Picture in winter when everything is bare
and you see nests that the squirrels have built
from twigs and leaves at the very top of the trees.
This is the way I come to God,
dragging my prayers to high places
where I curl myself up to ride out storms or hide.
And don’t tell me prayers are a drug or a crutch.
They’re tools in my hand—
a sledge hammer or sieve,
for breaking through or sifting out lies.
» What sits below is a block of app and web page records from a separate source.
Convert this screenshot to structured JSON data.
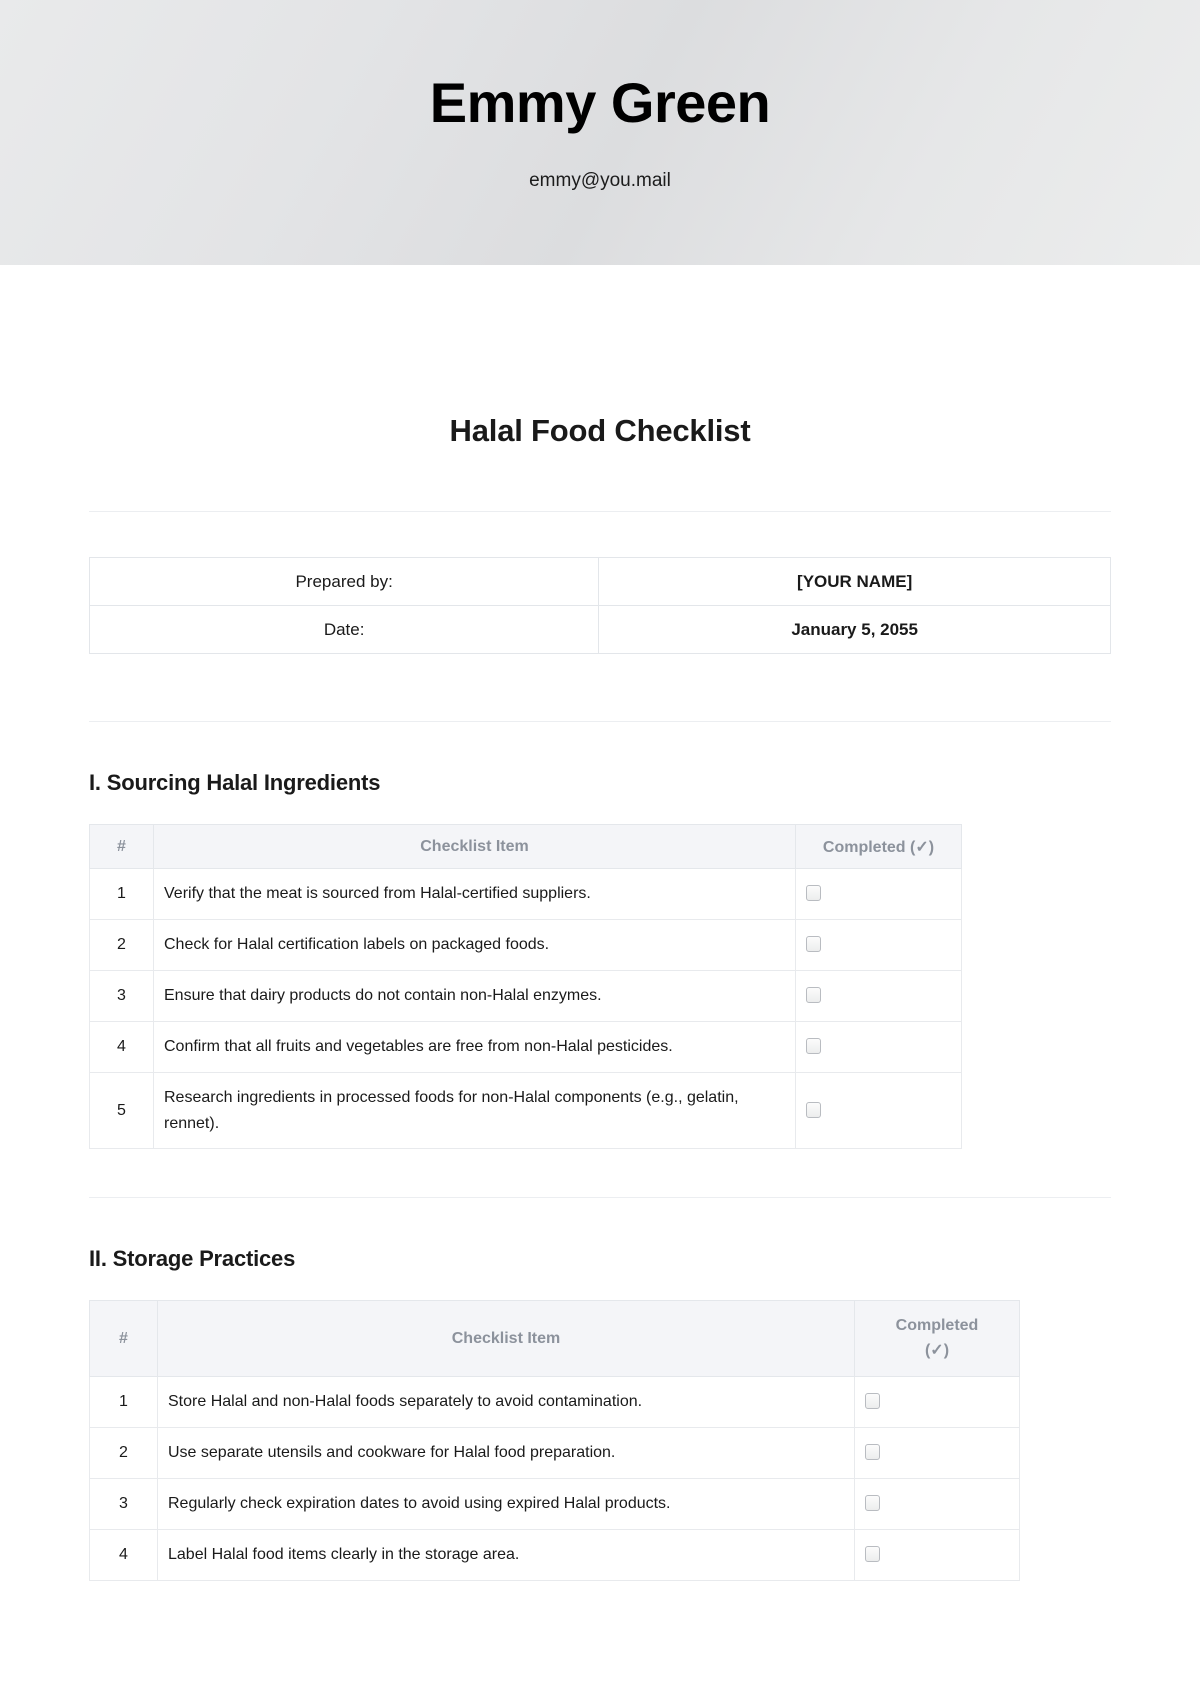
{
  "banner": {
    "name": "Emmy Green",
    "email": "emmy@you.mail"
  },
  "document": {
    "title": "Halal Food Checklist"
  },
  "info_table": {
    "rows": [
      {
        "label": "Prepared by:",
        "value": "[YOUR NAME]"
      },
      {
        "label": "Date:",
        "value": "January 5, 2055"
      }
    ]
  },
  "columns": {
    "num": "#",
    "item": "Checklist Item",
    "completed": "Completed (✓)",
    "completed_line1": "Completed",
    "completed_line2": "(✓)"
  },
  "sections": [
    {
      "heading": "I. Sourcing Halal Ingredients",
      "rows": [
        {
          "num": "1",
          "item": "Verify that the meat is sourced from Halal-certified suppliers."
        },
        {
          "num": "2",
          "item": "Check for Halal certification labels on packaged foods."
        },
        {
          "num": "3",
          "item": "Ensure that dairy products do not contain non-Halal enzymes."
        },
        {
          "num": "4",
          "item": "Confirm that all fruits and vegetables are free from non-Halal pesticides."
        },
        {
          "num": "5",
          "item": "Research ingredients in processed foods for non-Halal components (e.g., gelatin, rennet)."
        }
      ]
    },
    {
      "heading": "II. Storage Practices",
      "rows": [
        {
          "num": "1",
          "item": "Store Halal and non-Halal foods separately to avoid contamination."
        },
        {
          "num": "2",
          "item": "Use separate utensils and cookware for Halal food preparation."
        },
        {
          "num": "3",
          "item": "Regularly check expiration dates to avoid using expired Halal products."
        },
        {
          "num": "4",
          "item": "Label Halal food items clearly in the storage area."
        }
      ]
    }
  ],
  "colors": {
    "banner_bg": "#e5e6e8",
    "text": "#1a1a1a",
    "header_text": "#8c929c",
    "header_bg": "#f4f5f8",
    "border": "#e4e7eb",
    "rule": "#eceef1"
  }
}
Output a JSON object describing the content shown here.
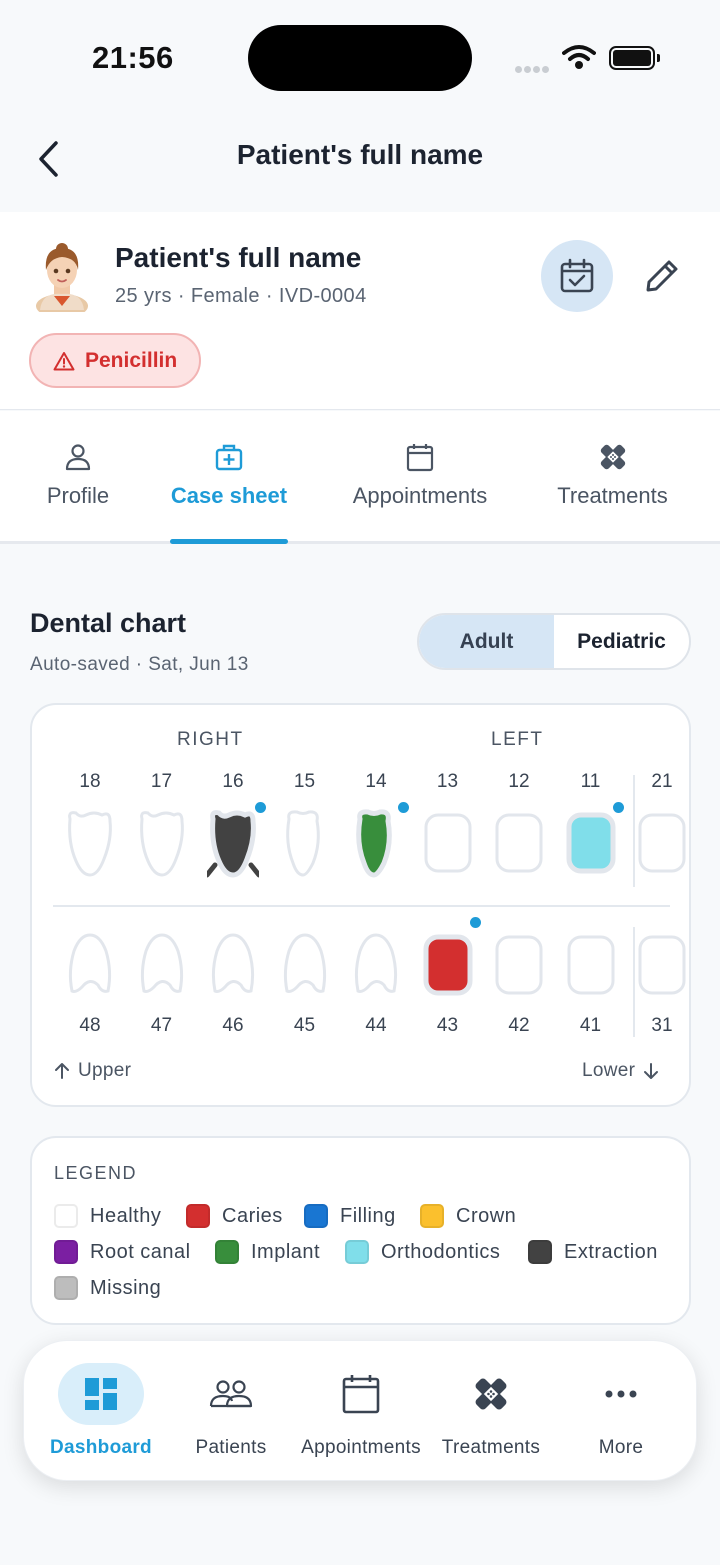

So, too, prayers are handwritten letters
sent off for God to read at his leisure.
No doubt they’re gathered somewhere
in tidy files or stuffed in a box
worn at the edges from all the handling,
moved as they seem to be
to evermore distant storage.
I resist the urge to think
that they’re sitting at a curb, destined for burning,
or that someone’s flipping through them
in a thrift store,
appalled by the way I plead.
Sometimes language seems so inadequate.
That’s when I try to be silent,
like a shaft of light in which
dust motes rising with the heat
approximate what I want to say.
But I’ve gotten enough glimpses of God
passing in front of high windows
that I’m not afraid to shout up at him,
requesting his favor.
Sometimes I just keep shouting,
trusting he’ll hear me.
Then he deigns to toss me the keys
so I can trudge all the way up to his heights
just to sit whimpering at his feet
ashamed of myself for all the shouting.
Other times I can’t seem to find him.
So I wait like a cop in a car in a black and white film
stalking out places he frequents—
this wretched soul, this broken heart—
the stink of my unceasing prayers
wafting like cigarette smoke until it draws him in.
I’m surprised every time
he starts knocking on the car window
and slipping into the passenger seat.
It’s a mystery, this God who listens so well
without interruptions or judgement or rage.
It takes me a while to settle down,
but after an hour or two of steady cruising,
I’m ready to hear what he has to say.